The application raised a number of issues of first impression for the court. First, this is the first decision in Canada to consider the term “acquiescence” in the proxy solicitation provisions of the Canada Business Corporations Act as well as the nature and scope of permissible conduct a special committee can engage in when faced with a contested election of directors without contravening those provisions. In this respect, JLL argued that the special committee of Patheon, which was formed in response to its unsolicited insider bid, had solicited proxies “by or on behalf of management of the corporation” in favour of Voorheis and Graydon by, among other things, interacting with Voorheis in the period before he was elected. In rejecting this position, Justice Wilton-Siegel considered the meaning of “acquiescence” in the definition of solicitation “by or on behalf of management.” He held that “acquiescence” includes an element of control. It requires more than “mere knowledge of a proxy solicitation by others without the ability to prevent the proxy solicitation.”

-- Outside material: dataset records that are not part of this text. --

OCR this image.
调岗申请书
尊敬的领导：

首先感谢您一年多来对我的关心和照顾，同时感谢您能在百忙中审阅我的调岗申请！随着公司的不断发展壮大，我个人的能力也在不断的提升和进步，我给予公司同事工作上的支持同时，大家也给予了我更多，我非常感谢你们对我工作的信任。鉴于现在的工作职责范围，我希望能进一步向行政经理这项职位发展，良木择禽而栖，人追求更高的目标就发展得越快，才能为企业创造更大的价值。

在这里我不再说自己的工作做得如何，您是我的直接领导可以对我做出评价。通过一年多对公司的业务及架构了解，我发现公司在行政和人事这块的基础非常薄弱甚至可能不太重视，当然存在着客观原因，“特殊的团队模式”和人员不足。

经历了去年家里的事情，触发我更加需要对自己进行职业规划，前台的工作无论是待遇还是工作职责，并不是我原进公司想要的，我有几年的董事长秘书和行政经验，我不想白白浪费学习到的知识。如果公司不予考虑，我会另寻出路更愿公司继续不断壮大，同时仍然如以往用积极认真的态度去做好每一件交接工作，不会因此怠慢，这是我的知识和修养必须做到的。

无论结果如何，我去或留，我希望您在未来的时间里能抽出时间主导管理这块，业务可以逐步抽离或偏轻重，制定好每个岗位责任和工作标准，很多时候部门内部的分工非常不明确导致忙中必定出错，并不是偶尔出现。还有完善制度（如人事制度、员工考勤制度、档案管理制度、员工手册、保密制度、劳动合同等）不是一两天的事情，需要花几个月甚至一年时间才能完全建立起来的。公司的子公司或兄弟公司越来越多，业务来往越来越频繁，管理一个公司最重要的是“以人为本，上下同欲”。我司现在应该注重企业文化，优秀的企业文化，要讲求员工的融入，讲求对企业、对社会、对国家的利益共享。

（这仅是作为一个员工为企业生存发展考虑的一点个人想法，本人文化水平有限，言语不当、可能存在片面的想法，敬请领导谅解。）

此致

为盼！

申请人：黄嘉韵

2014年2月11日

Second, this is also the first decision to consider in any detail the so-called 15-shareholder exemption contained in the proxy solicitation provisions. In this regard, JLL alleged that Voorheis and a partner in his law firm, Michael Woollcombe, had contravened the proxy solicitation provisions of the CBCA by soliciting more than 15 shareholders without issuing a dissident proxy circular. In rejecting JLL's position, Justice Wilton-Siegel held that the term “shareholder,” as used in these provisions, means the party having decision-making authority concerning the voting of the shares in question, rather than the registered holder of the shares or other market participants.
Davies Ward Phillips & Vineberg LLP represented the special committee of Patheon with a team that included Kent E. Thomson, Luis Sarabia, James Bunting and Sean Campbell (litigation) and William Gula, Patrick Moyer and Philippe C. Rousseau (corporate).
Stikeman Elliott LLP represented JLL with a team that included Eliot Kolers, Danielle Royal and Ellen Snow (litigation) and Ron Ferguson and David Weinberger (corporate).
ThorntonGroutFinnigan LLP represented Voorheis and Woollcombe with a team that included John Finnigan and Megan Keenberg.
Osler, Hoskin & Harcourt LLP represented Patheon Inc. with a team that included Mark Gelowitz, Allan Coleman and Lauren Tomasich (litigation) and Donald Ross and Andrew MacDougall (corporate).